1

There are quite a few questions on SO asking about how to parse a regex pattern and output all possible matches to that pattern. For some reason, though, every single one of them I can find (1, 2, 3, 4, 5, 6, 7, probably more) are either for Java or some variety of C (and just one for JavaScript), and I currently need to do this in PHP.

I’ve Googled to my heart’s (dis)content, but whatever I do, pretty much the only thing that Google gives me is links to the docs for preg_match() and pages about how to use regex, which is the opposite of what I want here.

My regex patterns are all very simple and guaranteed to be finite; the only syntax used is:

  • [] for character classes
  • () for subgroups (capturing not required)
  • | (pipe) for alternative matches within subgroups
  • ? for zero-or-one matches

So an example might be [ct]hun(k|der)(s|ed|ing)? to match all possible forms of the verbs chunk, thunk, chunder and thunder, for a total of sixteen permutations.

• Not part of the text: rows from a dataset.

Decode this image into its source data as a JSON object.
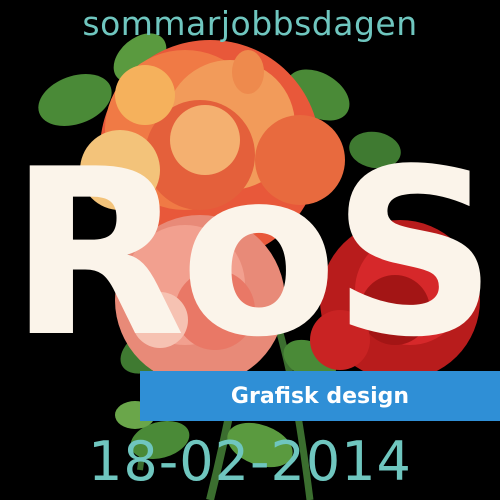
{
  "poster": {
    "event_name": "sommarjobbsdagen",
    "logo": "RoS",
    "category": "Grafisk design",
    "date": "18-02-2014"
  },
  "colors": {
    "background": "#000000",
    "accent_teal": "#6fc6bf",
    "band_blue": "#2f8fd6",
    "logo_cream": "#fbf4ea"
  },
  "illustration": {
    "image_icon": "rose-bouquet-illustration"
  }
}
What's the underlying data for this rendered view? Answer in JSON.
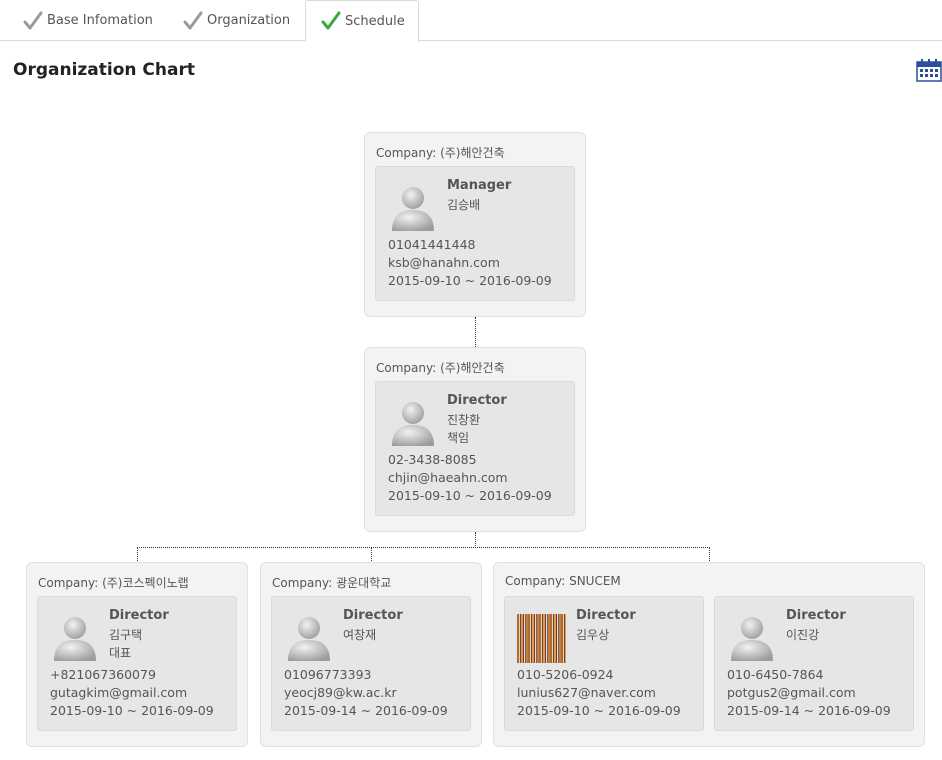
{
  "tabs": [
    {
      "label": "Base Infomation",
      "check_color": "#9a9a9a"
    },
    {
      "label": "Organization",
      "check_color": "#9a9a9a"
    },
    {
      "label": "Schedule",
      "check_color": "#3aa83a"
    }
  ],
  "page_title": "Organization Chart",
  "company_prefix": "Company: ",
  "nodes": [
    {
      "company": "Company: (주)해안건축",
      "people": [
        {
          "role": "Manager",
          "name": "김승배",
          "title": "",
          "phone": "01041441448",
          "email": "ksb@hanahn.com",
          "period": "2015-09-10 ~ 2016-09-09"
        }
      ]
    },
    {
      "company": "Company: (주)해안건축",
      "people": [
        {
          "role": "Director",
          "name": "진창환",
          "title": "책임",
          "phone": "02-3438-8085",
          "email": "chjin@haeahn.com",
          "period": "2015-09-10 ~ 2016-09-09"
        }
      ]
    },
    {
      "company": "Company: (주)코스펙이노랩",
      "people": [
        {
          "role": "Director",
          "name": "김구택",
          "title": "대표",
          "phone": "+821067360079",
          "email": "gutagkim@gmail.com",
          "period": "2015-09-10 ~ 2016-09-09"
        }
      ]
    },
    {
      "company": "Company: 광운대학교",
      "people": [
        {
          "role": "Director",
          "name": "여창재",
          "title": "",
          "phone": "01096773393",
          "email": "yeocj89@kw.ac.kr",
          "period": "2015-09-14 ~ 2016-09-09"
        }
      ]
    },
    {
      "company": "Company: SNUCEM",
      "people": [
        {
          "role": "Director",
          "name": "김우상",
          "title": "",
          "phone": "010-5206-0924",
          "email": "lunius627@naver.com",
          "period": "2015-09-10 ~ 2016-09-09"
        },
        {
          "role": "Director",
          "name": "이진강",
          "title": "",
          "phone": "010-6450-7864",
          "email": "potgus2@gmail.com",
          "period": "2015-09-14 ~ 2016-09-09"
        }
      ]
    }
  ]
}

Ideally, there’d be a library or tool for PHP which will iterate through (finite) regex patterns and output all possible matches, all ready to go. Does anyone know if such a library/tool already exists?

If not, what is an optimised way to approach making one? This answer for JavaScript is the closest I’ve been able to find to something I should be able to adapt, but unfortunately I just can’t wrap my head around how it actually works, which makes adapting it more tricky. Plus there may well be better ways of doing it in PHP anyway. Some logical pointers as to how the task would best be broken down would be greatly appreciated.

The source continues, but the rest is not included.